Per garantire adeguata tutela e protezione dei minori sul
territorio, Save the Children raccomanda di:
effettuare una verifica rispetto alle prassi adottate per la
gestione degli arrivi via mare, individuando procedure corrette e
standardizzate (anche in materia di accertamento dell’età) e
garantendo uniformità di implementazione;
a livello locale, proseguire sul piano della riorganizzazione della
gestione dell’accoglienza dei minori sul territorio attraverso
l’istituzione di un sistema di monitoraggio efficace degli standard
di accoglienza nelle comunità e l’attivazione di un sistema
centralizzato per gli inserimenti dei minori basato sulle
disponibilità di accoglienza e gli standard offerti;
a livello nazionale, garantire un maggior coordinamento tra i
livelli istituzionali nazionale e locale anche attraverso un piano
di accoglienza nazionale che tenga conto del numero di presenze dei
minori migranti ma anche del trend di arrivi e goda delle risorse
finanziarie necessarie;
per quanto concerne la conversione dei permessi di soggiorno dei
minori stranieri non accompagnati, garantire la possibilità di
convertire il permesso di soggiorno ai minori affidati o sottoposti
a tutela, che compiranno la maggiore età entro due anni dall’entrata
in vigore della norma, senza ulteriori requisiti;
garantire la possibilità di convertire il permesso di soggiorno ai
minori sottoposti ad affidamento familiare (artt. 4 e 9 L.
184/1983);
di eseguire un’attività di regolare monitoraggio sull’applicazione
della normativa in materia di rilascio del permesso di soggiorno ai
minori non accompagnati al compimento del diciottesimo anno di età.
NOTE:
1 L’attività di monitoraggio è svolta da Save the
Children nell’ambito del Progetto Praesidium IV, in partnership con
UNHCR, IOM e Croce Rossa, e con il coordinamento del Ministero
dell’Interno.

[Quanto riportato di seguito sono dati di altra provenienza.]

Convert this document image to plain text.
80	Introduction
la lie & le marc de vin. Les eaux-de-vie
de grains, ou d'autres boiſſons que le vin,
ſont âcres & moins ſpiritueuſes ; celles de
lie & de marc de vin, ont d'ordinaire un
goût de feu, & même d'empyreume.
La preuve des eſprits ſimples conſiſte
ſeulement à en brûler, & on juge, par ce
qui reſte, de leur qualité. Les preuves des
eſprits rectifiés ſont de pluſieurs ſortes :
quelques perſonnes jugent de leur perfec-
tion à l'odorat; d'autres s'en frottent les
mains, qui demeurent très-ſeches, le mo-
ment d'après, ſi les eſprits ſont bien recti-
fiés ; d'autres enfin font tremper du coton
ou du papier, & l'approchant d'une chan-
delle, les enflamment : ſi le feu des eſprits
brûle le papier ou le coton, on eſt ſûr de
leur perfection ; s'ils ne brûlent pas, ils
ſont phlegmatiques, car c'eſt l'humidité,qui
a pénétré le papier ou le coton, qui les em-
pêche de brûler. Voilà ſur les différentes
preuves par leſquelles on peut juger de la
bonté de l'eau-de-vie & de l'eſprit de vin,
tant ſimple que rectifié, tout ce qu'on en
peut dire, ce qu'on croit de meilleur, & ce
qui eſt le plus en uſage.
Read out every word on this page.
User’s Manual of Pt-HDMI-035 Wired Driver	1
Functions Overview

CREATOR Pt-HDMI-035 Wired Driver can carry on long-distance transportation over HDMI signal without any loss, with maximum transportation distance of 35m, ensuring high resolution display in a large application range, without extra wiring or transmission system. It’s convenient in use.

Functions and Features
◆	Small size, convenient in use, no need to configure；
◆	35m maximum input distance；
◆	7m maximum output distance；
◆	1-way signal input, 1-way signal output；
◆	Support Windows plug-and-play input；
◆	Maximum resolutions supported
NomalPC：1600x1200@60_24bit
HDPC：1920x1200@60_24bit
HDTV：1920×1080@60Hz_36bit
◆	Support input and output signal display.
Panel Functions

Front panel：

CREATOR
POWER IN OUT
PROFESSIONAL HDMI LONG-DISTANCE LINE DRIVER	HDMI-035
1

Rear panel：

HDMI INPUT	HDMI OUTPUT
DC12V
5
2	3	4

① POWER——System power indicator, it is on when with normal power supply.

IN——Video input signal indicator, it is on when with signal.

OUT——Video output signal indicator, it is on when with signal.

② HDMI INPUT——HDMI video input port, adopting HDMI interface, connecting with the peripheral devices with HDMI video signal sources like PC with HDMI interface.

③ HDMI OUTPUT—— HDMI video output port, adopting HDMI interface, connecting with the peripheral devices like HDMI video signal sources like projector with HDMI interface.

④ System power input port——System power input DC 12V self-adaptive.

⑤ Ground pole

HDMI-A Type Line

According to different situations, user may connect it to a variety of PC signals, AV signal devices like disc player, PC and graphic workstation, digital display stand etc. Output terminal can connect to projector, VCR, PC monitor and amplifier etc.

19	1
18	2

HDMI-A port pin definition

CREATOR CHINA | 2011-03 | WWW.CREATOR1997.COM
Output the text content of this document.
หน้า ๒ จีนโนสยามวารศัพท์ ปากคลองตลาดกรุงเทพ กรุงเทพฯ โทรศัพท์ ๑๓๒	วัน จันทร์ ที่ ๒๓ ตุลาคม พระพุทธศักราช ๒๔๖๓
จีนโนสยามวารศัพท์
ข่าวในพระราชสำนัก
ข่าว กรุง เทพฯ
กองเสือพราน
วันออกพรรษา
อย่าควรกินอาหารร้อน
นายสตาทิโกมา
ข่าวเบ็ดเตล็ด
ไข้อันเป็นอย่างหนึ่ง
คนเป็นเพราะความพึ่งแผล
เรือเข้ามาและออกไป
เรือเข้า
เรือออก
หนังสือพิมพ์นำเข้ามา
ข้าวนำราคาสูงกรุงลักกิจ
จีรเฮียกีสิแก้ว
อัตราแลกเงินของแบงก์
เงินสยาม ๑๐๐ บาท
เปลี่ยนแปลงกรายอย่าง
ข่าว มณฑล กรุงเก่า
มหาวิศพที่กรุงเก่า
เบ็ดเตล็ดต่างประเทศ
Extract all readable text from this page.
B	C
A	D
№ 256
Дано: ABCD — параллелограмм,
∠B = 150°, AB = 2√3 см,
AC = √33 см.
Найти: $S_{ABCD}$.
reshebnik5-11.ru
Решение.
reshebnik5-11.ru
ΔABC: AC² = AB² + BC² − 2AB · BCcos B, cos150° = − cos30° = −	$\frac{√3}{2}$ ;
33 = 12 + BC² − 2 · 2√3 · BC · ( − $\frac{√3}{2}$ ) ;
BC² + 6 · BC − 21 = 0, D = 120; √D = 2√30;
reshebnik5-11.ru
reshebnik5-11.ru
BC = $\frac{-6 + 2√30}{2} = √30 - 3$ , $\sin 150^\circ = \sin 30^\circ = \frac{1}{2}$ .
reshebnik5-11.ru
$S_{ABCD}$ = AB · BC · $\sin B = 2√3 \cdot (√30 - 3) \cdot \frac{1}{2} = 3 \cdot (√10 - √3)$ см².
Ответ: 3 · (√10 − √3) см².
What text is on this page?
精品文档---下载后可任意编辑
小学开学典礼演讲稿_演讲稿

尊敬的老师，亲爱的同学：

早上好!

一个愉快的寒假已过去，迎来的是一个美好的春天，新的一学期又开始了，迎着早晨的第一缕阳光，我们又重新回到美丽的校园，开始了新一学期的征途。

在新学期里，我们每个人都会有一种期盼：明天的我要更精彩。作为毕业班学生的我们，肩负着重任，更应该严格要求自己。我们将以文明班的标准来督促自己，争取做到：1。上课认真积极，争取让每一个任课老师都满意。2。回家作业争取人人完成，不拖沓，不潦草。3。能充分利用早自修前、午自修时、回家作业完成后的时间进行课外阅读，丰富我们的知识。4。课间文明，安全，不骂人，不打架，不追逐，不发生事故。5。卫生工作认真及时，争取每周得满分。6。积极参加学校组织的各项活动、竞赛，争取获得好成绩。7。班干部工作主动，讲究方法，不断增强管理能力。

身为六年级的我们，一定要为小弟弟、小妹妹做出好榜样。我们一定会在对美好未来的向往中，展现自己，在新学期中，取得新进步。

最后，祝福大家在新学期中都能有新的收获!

Un team dell’Organizzazione,composto da una consulente
legale, un operatore sociale e un mediatore culturale, ha visitato
le comunità ove sono stati inseriti i minori stranieri non
accompagnati in arrivo da Lampedusa e dalle coste della Sicilia,
raccogliendo informazioni sia dagli enti gestori delle strutture che
dagli stessi minori accolti, attraverso interviste semi-strutturate.
2 La Legge in esame, infatti, ha re-introdotto i
requisiti temporali necessari per la conversione del permesso di
soggiorno (tre anni di permanenza in Italia o due anni di
partecipazione ad un programma di integrazione, oltre al requisito
dell’apertura della tutela o dell’affidamento).